The World No.1 will now take on Malaysia’s Eain Yow Ng, who defeated England’s Declan James earlier yesterday. 

“Another guy I’ve never played before up next. What a promising talent he is, World Junior champion and has been knocking on the door for a while now,” Farag said of the Malaysian star.  

Peru’s Diego Elias plays a backhand shot against Qatar's Abdulla Al Tamimi. 

Errors, injury end Al Tamimi’s run  

Al Tamimi headed into yesterday’s match with a 3-0 advantage over Peru’s World No.7 Diego Elias in their previous head-to-head meetings, but the top Qatari player made many errors before injury eventually ended his dream of lifting the title as Elias won the match 11-9, 11-4, 11-8 in 43 minutes.   

The World No.30 Qatari could have easily won the first game had he not struck tins on eight occasions as Elias took the lead. 

Al Tamimi doubled the deficit after repeating more mistakes in the second game before coming with an improved show in the third. 

However, Al Tamimi suffered from hamstring strain when Elias was leading 9-8, just to return to complete the match after a three-minute treatment, with Peruvian winning the remaining two points comfortably. “We’ve played (together) all of our lives,” said the World No.7 after the match.

“I think the first time we played I was 14 and he was 16. We played a couple of times in juniors and he beat me there also. It’s the first time I’ve beat him here. He (Al Tamimi) is really hard to play, he has so many different shots from the front and I never know what he’s going to do. It’s really hard for me, we’re really good friends too, so I’m really sad for what happened and I hope he has a quick recovery,”  Elias added. 

The Peru star will meet Colombia’s World No.9 Miguel Rodriguez, who outclassed America’s Shahjahan Khan 11-3, 11-3, 11-6 for a place in the quarter-finals.  

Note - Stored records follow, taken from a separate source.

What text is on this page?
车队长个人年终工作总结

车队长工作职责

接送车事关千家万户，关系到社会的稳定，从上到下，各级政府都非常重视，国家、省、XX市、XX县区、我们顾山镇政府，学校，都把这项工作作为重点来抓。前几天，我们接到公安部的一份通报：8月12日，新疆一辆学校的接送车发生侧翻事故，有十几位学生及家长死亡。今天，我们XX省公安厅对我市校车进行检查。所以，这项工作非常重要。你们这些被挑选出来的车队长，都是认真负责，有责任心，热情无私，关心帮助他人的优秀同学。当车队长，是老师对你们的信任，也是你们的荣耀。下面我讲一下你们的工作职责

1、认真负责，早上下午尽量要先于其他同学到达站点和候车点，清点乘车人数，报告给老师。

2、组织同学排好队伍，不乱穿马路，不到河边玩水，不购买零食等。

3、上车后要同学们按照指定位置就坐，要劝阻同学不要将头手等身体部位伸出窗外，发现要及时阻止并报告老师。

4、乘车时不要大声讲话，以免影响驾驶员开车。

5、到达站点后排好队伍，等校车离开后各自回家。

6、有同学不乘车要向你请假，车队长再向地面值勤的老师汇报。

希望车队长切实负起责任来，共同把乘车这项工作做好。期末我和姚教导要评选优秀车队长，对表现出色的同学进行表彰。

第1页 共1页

World champion Tarek Momen in action against Youssef Soliman, yesterday.  

Willstrop faces Momen in third round 

Momen, who clinched the world title in Doha last year, had a slow start yesterday but later on he gained rhythm to oust talented Soliman 13-11, 9-11, 11-1, 11-5 in 56 minutes.  Soliman, a World No. 28, gave his best of the match in second game but an experienced Momen proved too good for him in the next two games as he booked the third round clash with former World No.1 James Willstrop.    

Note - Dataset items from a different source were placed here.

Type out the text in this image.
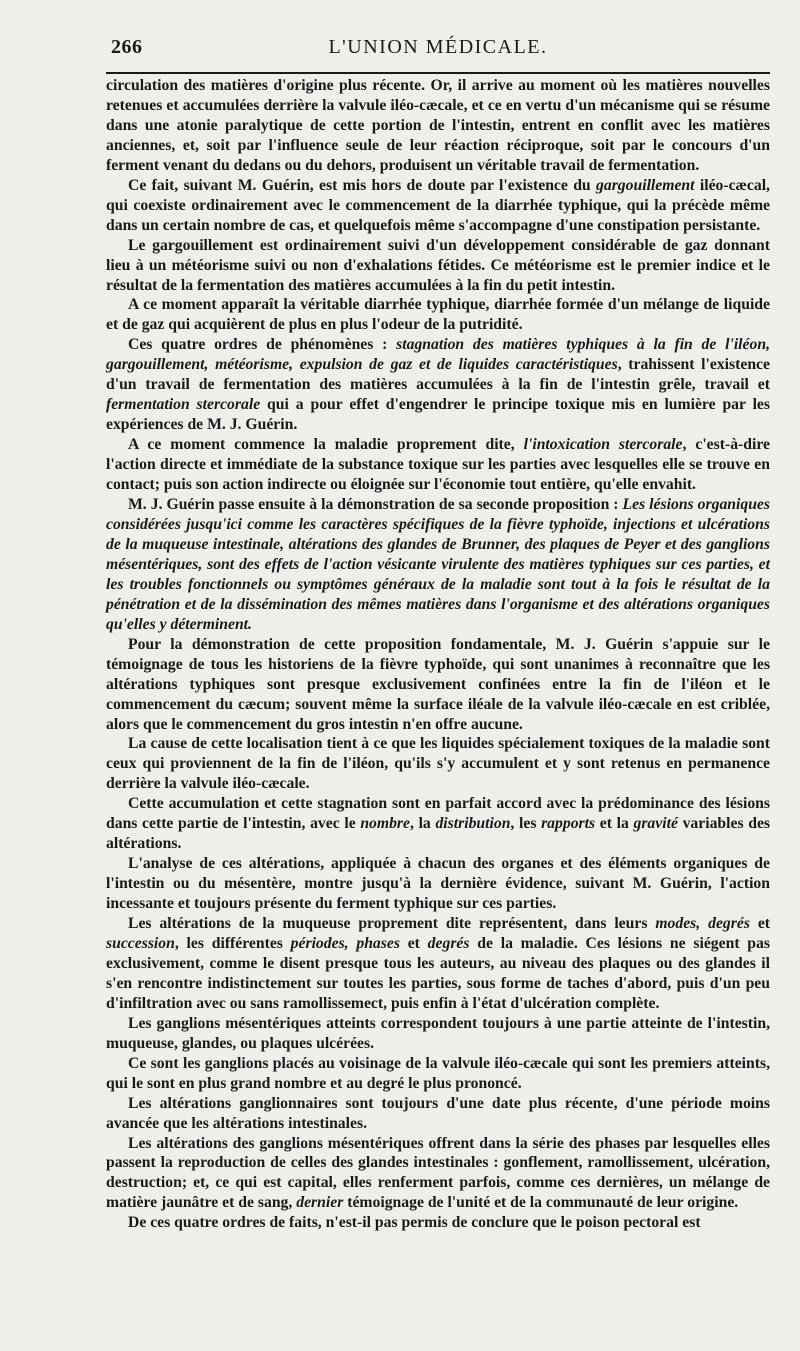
266	L'UNION MÉDICALE.

circulation des matières d'origine plus récente. Or, il arrive au moment où les matières nouvelles retenues et accumulées derrière la valvule iléo-cæcale, et ce en vertu d'un mécanisme qui se résume dans une atonie paralytique de cette portion de l'intestin, entrent en conflit avec les matières anciennes, et, soit par l'influence seule de leur réaction réciproque, soit par le concours d'un ferment venant du dedans ou du dehors, produisent un véritable travail de fermentation.

Ce fait, suivant M. Guérin, est mis hors de doute par l'existence du gargouillement iléo-cæcal, qui coexiste ordinairement avec le commencement de la diarrhée typhique, qui la précède même dans un certain nombre de cas, et quelquefois même s'accompagne d'une constipation persistante.

Le gargouillement est ordinairement suivi d'un développement considérable de gaz donnant lieu à un météorisme suivi ou non d'exhalations fétides. Ce météorisme est le premier indice et le résultat de la fermentation des matières accumulées à la fin du petit intestin.

A ce moment apparaît la véritable diarrhée typhique, diarrhée formée d'un mélange de liquide et de gaz qui acquièrent de plus en plus l'odeur de la putridité.

Ces quatre ordres de phénomènes : stagnation des matières typhiques à la fin de l'iléon, gargouillement, météorisme, expulsion de gaz et de liquides caractéristiques, trahissent l'existence d'un travail de fermentation des matières accumulées à la fin de l'intestin grêle, travail et fermentation stercorale qui a pour effet d'engendrer le principe toxique mis en lumière par les expériences de M. J. Guérin.

A ce moment commence la maladie proprement dite, l'intoxication stercorale, c'est-à-dire l'action directe et immédiate de la substance toxique sur les parties avec lesquelles elle se trouve en contact; puis son action indirecte ou éloignée sur l'économie tout entière, qu'elle envahit.

M. J. Guérin passe ensuite à la démonstration de sa seconde proposition : Les lésions organiques considérées jusqu'ici comme les caractères spécifiques de la fièvre typhoïde, injections et ulcérations de la muqueuse intestinale, altérations des glandes de Brunner, des plaques de Peyer et des ganglions mésentériques, sont des effets de l'action vésicante virulente des matières typhiques sur ces parties, et les troubles fonctionnels ou symptômes généraux de la maladie sont tout à la fois le résultat de la pénétration et de la dissémination des mêmes matières dans l'organisme et des altérations organiques qu'elles y déterminent.

Pour la démonstration de cette proposition fondamentale, M. J. Guérin s'appuie sur le témoignage de tous les historiens de la fièvre typhoïde, qui sont unanimes à reconnaître que les altérations typhiques sont presque exclusivement confinées entre la fin de l'iléon et le commencement du cæcum; souvent même la surface iléale de la valvule iléo-cæcale en est criblée, alors que le commencement du gros intestin n'en offre aucune.

La cause de cette localisation tient à ce que les liquides spécialement toxiques de la maladie sont ceux qui proviennent de la fin de l'iléon, qu'ils s'y accumulent et y sont retenus en permanence derrière la valvule iléo-cæcale.

Cette accumulation et cette stagnation sont en parfait accord avec la prédominance des lésions dans cette partie de l'intestin, avec le nombre, la distribution, les rapports et la gravité variables des altérations.

L'analyse de ces altérations, appliquée à chacun des organes et des éléments organiques de l'intestin ou du mésentère, montre jusqu'à la dernière évidence, suivant M. Guérin, l'action incessante et toujours présente du ferment typhique sur ces parties.

Les altérations de la muqueuse proprement dite représentent, dans leurs modes, degrés et succession, les différentes périodes, phases et degrés de la maladie. Ces lésions ne siégent pas exclusivement, comme le disent presque tous les auteurs, au niveau des plaques ou des glandes il s'en rencontre indistinctement sur toutes les parties, sous forme de taches d'abord, puis d'un peu d'infiltration avec ou sans ramollissemect, puis enfin à l'état d'ulcération complète.

Les ganglions mésentériques atteints correspondent toujours à une partie atteinte de l'intestin, muqueuse, glandes, ou plaques ulcérées.

Ce sont les ganglions placés au voisinage de la valvule iléo-cæcale qui sont les premiers atteints, qui le sont en plus grand nombre et au degré le plus prononcé.

Les altérations ganglionnaires sont toujours d'une date plus récente, d'une période moins avancée que les altérations intestinales.

Les altérations des ganglions mésentériques offrent dans la série des phases par lesquelles elles passent la reproduction de celles des glandes intestinales : gonflement, ramollissement, ulcération, destruction; et, ce qui est capital, elles renferment parfois, comme ces dernières, un mélange de matière jaunâtre et de sang, dernier témoignage de l'unité et de la communauté de leur origine.

De ces quatre ordres de faits, n'est-il pas permis de conclure que le poison pectoral est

“James (Willstrop), as everyone knows is a former World No.1 and his skills are just incredible and out of this world. I always enjoy watching him and he is still competing at a really high level,” said Momen after his win.

“He’s more than capable of toppling any top player on a good day, so I have to be careful and be on my toes. I know tomorrow won’t be an easy match but I’m going to enjoy it against a really good player,” he said.

Earlier, England’s Willstrop defeated Scotsman Greg Lobban 11-7, 13-15, 11-7, 11-7 to march into the last 16 stage. 

It took Willstrop – the current World No. 18 – 59 minutes to dispatch Lobban, who produced a good fight back after dropping the first game. The World No.22 saved two game balls in the second and leveled the match with some good lengths. But Willstrop, a regular visitor in Doha with 17 appearances in Qatar Classic, denied Lobban further success to keep hopes alive of his first title in the event since 2005.

“I feel alright and quite fit. We’ve been training all week and it’s just exciting to be on the court now,” said Willstrop. 

“It’s a bit of a sad situation right now everywhere but we’re enormously grateful and we’re pleased. I’m in a good frame of mind and feeling good,” he said.

In what was expected to be a thriller, Welshman Joel Makin – World No. 10 -  eased past Egypt’s World No.11 Mohamed Abouelghar in straight games with a 11-7, 11-3, 11-6  score-line in only 33 minutes. 

Makin will meet Frenchman Lucas Serme in the last 16.

Serme made a brilliant fightback against Englishman Tom Richards, marking a  9-11, 11-9, 11-9, 11-6 win to advance.